The landscape was not like an English landscape, for the colors were vivid and the outlines sharp. Although the sun was hot, a keen wind rolled white clouds across the sky, and Kit got a sense of spaciousness and freedom. For one thing, he saw no fences. Only a skeleton windmill and a wooden homestead, a mile or two off, indicated that the prairie was not a wilderness.
Kit pulled out his wallet. In England he had reckoned by shillings, and now he had begun to reckon by dollars; his wad of paper money was ominously thin. All the same, his last meal was the supper Alison cooked on board the cars, and he glanced at the hotel. On the whole he thought he would try the grocery and he crossed the track.
Although the skeleton door was covered by a mosquito net, flies swarmed about the grocery. Dead flies stuck to the paper traps and dotted the dusty floor.
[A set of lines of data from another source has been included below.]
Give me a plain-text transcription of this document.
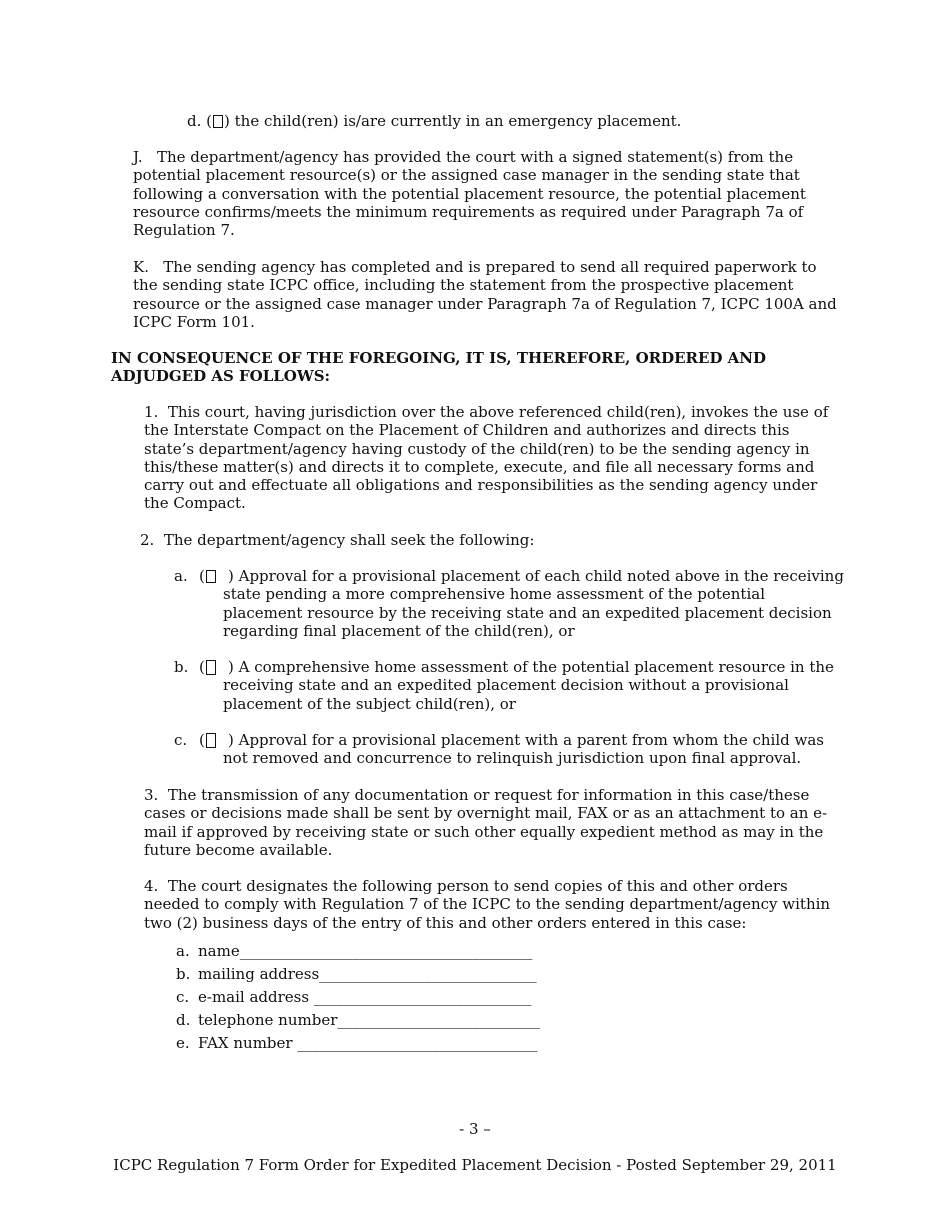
d. ( ) the child(ren) is/are currently in an emergency placement.
J. The department/agency has provided the court with a signed statement(s) from the potential placement resource(s) or the assigned case manager in the sending state that following a conversation with the potential placement resource, the potential placement resource confirms/meets the minimum requirements as required under Paragraph 7a of Regulation 7.
K. The sending agency has completed and is prepared to send all required paperwork to the sending state ICPC office, including the statement from the prospective placement resource or the assigned case manager under Paragraph 7a of Regulation 7, ICPC 100A and ICPC Form 101.
IN CONSEQUENCE OF THE FOREGOING, IT IS, THEREFORE, ORDERED AND ADJUDGED AS FOLLOWS:
1. This court, having jurisdiction over the above referenced child(ren), invokes the use of the Interstate Compact on the Placement of Children and authorizes and directs this state’s department/agency having custody of the child(ren) to be the sending agency in this/these matter(s) and directs it to complete, execute, and file all necessary forms and carry out and effectuate all obligations and responsibilities as the sending agency under the Compact.
2. The department/agency shall seek the following:
a. (	) Approval for a provisional placement of each child noted above in the receiving state pending a more comprehensive home assessment of the potential placement resource by the receiving state and an expedited placement decision regarding final placement of the child(ren), or
b. (	) A comprehensive home assessment of the potential placement resource in the receiving state and an expedited placement decision without a provisional placement of the subject child(ren), or
c. (	) Approval for a provisional placement with a parent from whom the child was not removed and concurrence to relinquish jurisdiction upon final approval.
3. The transmission of any documentation or request for information in this case/these cases or decisions made shall be sent by overnight mail, FAX or as an attachment to an e-mail if approved by receiving state or such other equally expedient method as may in the future become available.
4. The court designates the following person to send copies of this and other orders needed to comply with Regulation 7 of the ICPC to the sending department/agency within two (2) business days of the entry of this and other orders entered in this case:
a. name_______________________________________
b. mailing address_____________________________
c. e-mail address _____________________________
d. telephone number___________________________
e. FAX number ________________________________
- 3 –
ICPC Regulation 7 Form Order for Expedited Placement Decision - Posted September 29, 2011
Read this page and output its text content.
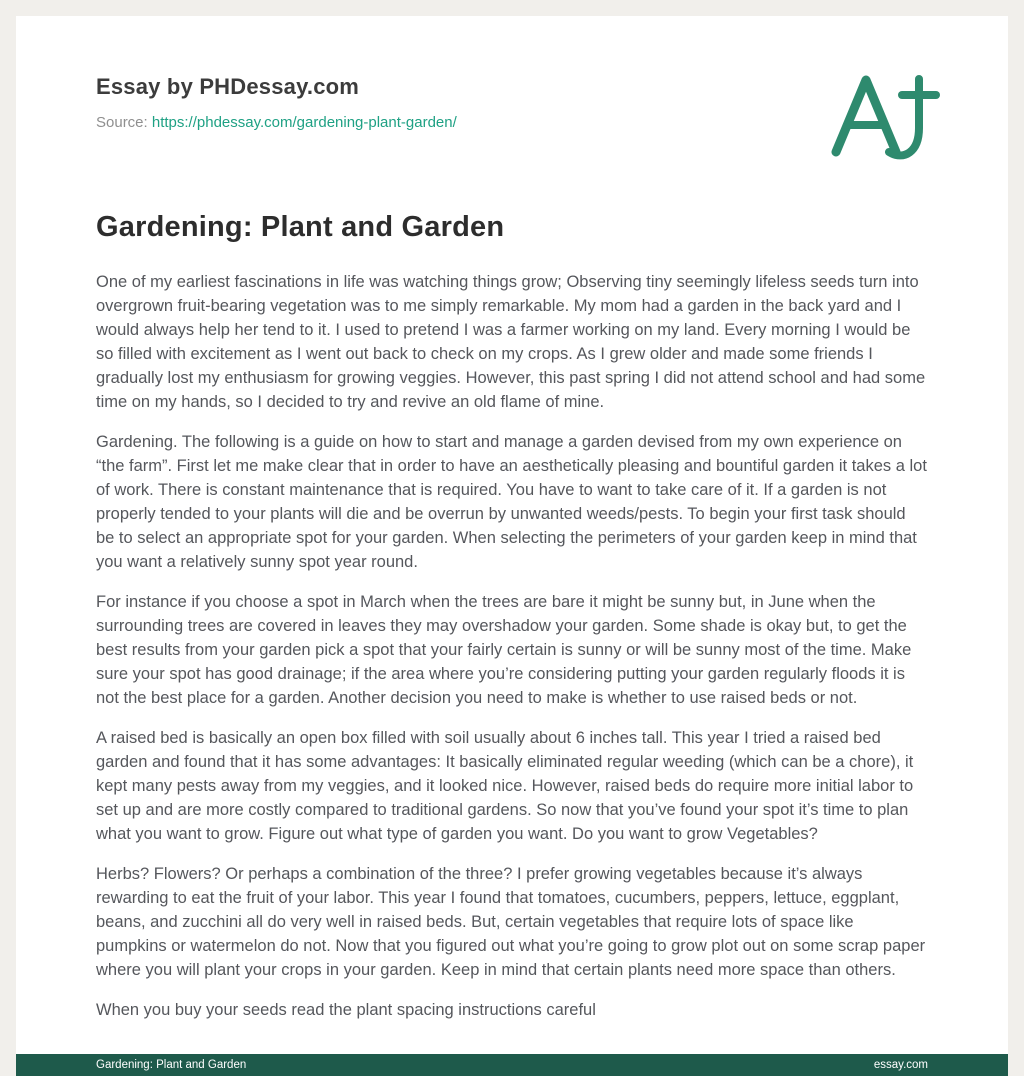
Essay by PHDessay.com
Source: https://phdessay.com/gardening-plant-garden/
Gardening: Plant and Garden

One of my earliest fascinations in life was watching things grow; Observing tiny seemingly lifeless seeds turn into overgrown fruit-bearing vegetation was to me simply remarkable. My mom had a garden in the back yard and I would always help her tend to it. I used to pretend I was a farmer working on my land. Every morning I would be so filled with excitement as I went out back to check on my crops. As I grew older and made some friends I gradually lost my enthusiasm for growing veggies. However, this past spring I did not attend school and had some time on my hands, so I decided to try and revive an old flame of mine.

Gardening. The following is a guide on how to start and manage a garden devised from my own experience on “the farm”. First let me make clear that in order to have an aesthetically pleasing and bountiful garden it takes a lot of work. There is constant maintenance that is required. You have to want to take care of it. If a garden is not properly tended to your plants will die and be overrun by unwanted weeds/pests. To begin your first task should be to select an appropriate spot for your garden. When selecting the perimeters of your garden keep in mind that you want a relatively sunny spot year round.

For instance if you choose a spot in March when the trees are bare it might be sunny but, in June when the surrounding trees are covered in leaves they may overshadow your garden. Some shade is okay but, to get the best results from your garden pick a spot that your fairly certain is sunny or will be sunny most of the time. Make sure your spot has good drainage; if the area where you’re considering putting your garden regularly floods it is not the best place for a garden. Another decision you need to make is whether to use raised beds or not.

A raised bed is basically an open box filled with soil usually about 6 inches tall. This year I tried a raised bed garden and found that it has some advantages: It basically eliminated regular weeding (which can be a chore), it kept many pests away from my veggies, and it looked nice. However, raised beds do require more initial labor to set up and are more costly compared to traditional gardens. So now that you’ve found your spot it’s time to plan what you want to grow. Figure out what type of garden you want. Do you want to grow Vegetables?

Herbs? Flowers? Or perhaps a combination of the three? I prefer growing vegetables because it’s always rewarding to eat the fruit of your labor. This year I found that tomatoes, cucumbers, peppers, lettuce, eggplant, beans, and zucchini all do very well in raised beds. But, certain vegetables that require lots of space like pumpkins or watermelon do not. Now that you figured out what you’re going to grow plot out on some scrap paper where you will plant your crops in your garden. Keep in mind that certain plants need more space than others.

When you buy your seeds read the plant spacing instructions careful

Gardening: Plant and Garden	essay.com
The room was very hot and Kit sat down on a barrel. After he had knocked for some time, a man came in. The storekeeper had no coat and his white shirt was crumpled and soiled.
“I was hoeing up my potato hills,” he said. “The boys expect me to sit around and be sociable evenings.”
“Can you sell me something to eat?” Kit inquired.
“Crackers?” suggested the other. “Maybe some cheese? I might give you butter, but you’d want to use a can.”
Kit bought cheese and crackers; and then asked: “How far is the new bridge?”
“Eight miles. Sometimes a supply train stops at the station tank, but if you want to ride, your plan’s to hire Cassidy’s flivver. I reckon he’d take you out for three or four dollars.”
“It looks as if I’d have to walk,” said Kit. “Which way do you go?”
The storekeeper told him and resumed: “You talk like you was from the Old Country. Are you looking for a job?”